Affiliations 

  • 1 Department of Pharmacy, Faculty of Medicine, University of Malaya, 50603 Kuala Lumpur, Malaysia
  • 2 Graduate Institute of Applied Science and Technology, National Taiwan University of Science and Technology, 43 Section 4, Keelung Road, Taipei 10607, Taiwan
  • 3 Photonics Research Centre, Faculty of Science, University of Malaya, 50603 Kuala Lumpur, Malaysia
  • 4 Graduate Institute of Applied Science and Technology, National Taiwan University of Science and Technology, 43 Section 4, Keelung Road, Taipei 10607, Taiwan; Department of Chemical Engineering, National Taiwan University of Science and Technology, 43 Section 4, Keelung Road, Taipei 10607, Taiwan. Electronic address: [email protected]
  • 5 Department of Pharmacology, Faculty of Medicine, University of Malaya, 50603 Kuala Lumpur, Malaysia
  • 6 Institute of Biological Science, Faculty of Science, University of Malaya, 50603 Kuala Lumpur, Malaysia
  • 7 Department of Pharmacy, Faculty of Medicine, University of Malaya, 50603 Kuala Lumpur, Malaysia. Electronic address: [email protected]
Colloids Surf B Biointerfaces, 2018 Jan 01;161:365-374.
PMID: 29101882 DOI: 10.1016/j.colsurfb.2017.10.064

Abstract

Physiochemical changes, including size, are known to affect gold nanoparticle cellular internalization and treatment efficacy. Here, we report the effect of four sizes of cystine/citric acid-coated confeito-like gold nanoparticles (confeito-AuNPs) (30, 60, 80 and 100nm) on cellular uptake, intracellular localization and photothermal anticancer treatment efficiency in MDA-MB231 breast cancer cells. Cellular uptake is size dependent with the smallest size of confeito-AuNPs (30nm) having the highest cellular internalization via clathrin- and caveolae-mediated endocytosis. However, the other three sizes (60, 80 and 100nm) utilize clathrin-mediated endocytosis for cellular uptake.
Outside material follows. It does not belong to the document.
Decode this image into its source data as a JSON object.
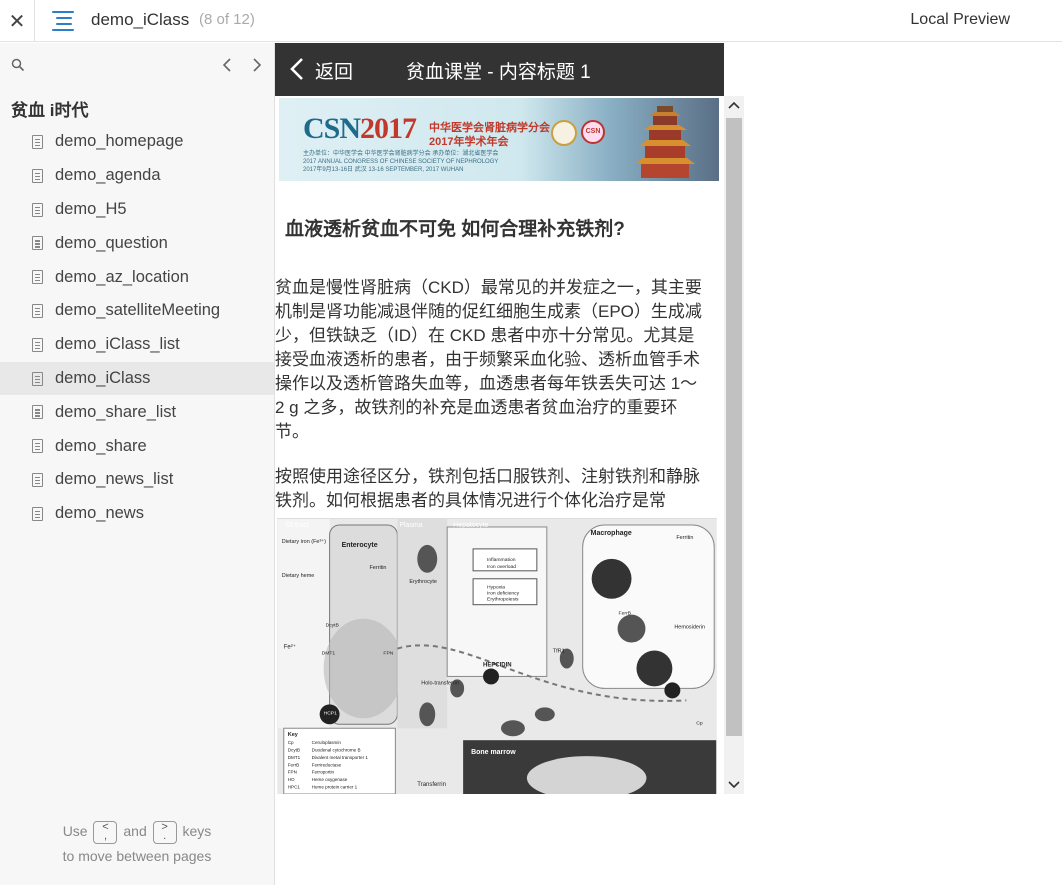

The intracellular localization of confeito-AuNPs is related to their endocytosis mechanism, where all sizes of confeito-AuNPs were localized highly in the lysosome and mitochondria, while confeito-AuNPs (30nm) gave the highest localization in the endoplasmic reticulum. Similarly, a size-dependent trend was also observed in in vitro photothermal treatment experiments, with the smallest confeito-AuNPs (30nm) giving the highest cell killing rate, whereas the largest size of confeito-AuNPs (100nm) displayed the lowest photothermal efficacy. Its desirable physicochemical characteristics, biocompatible nature and better photothermal efficacy will form the basis for further development of multifunctional confeito-AuNP-based nanotherapeutic applications.

* Title and MeSH Headings from MEDLINE®/PubMed®, a database of the U.S. National Library of Medicine.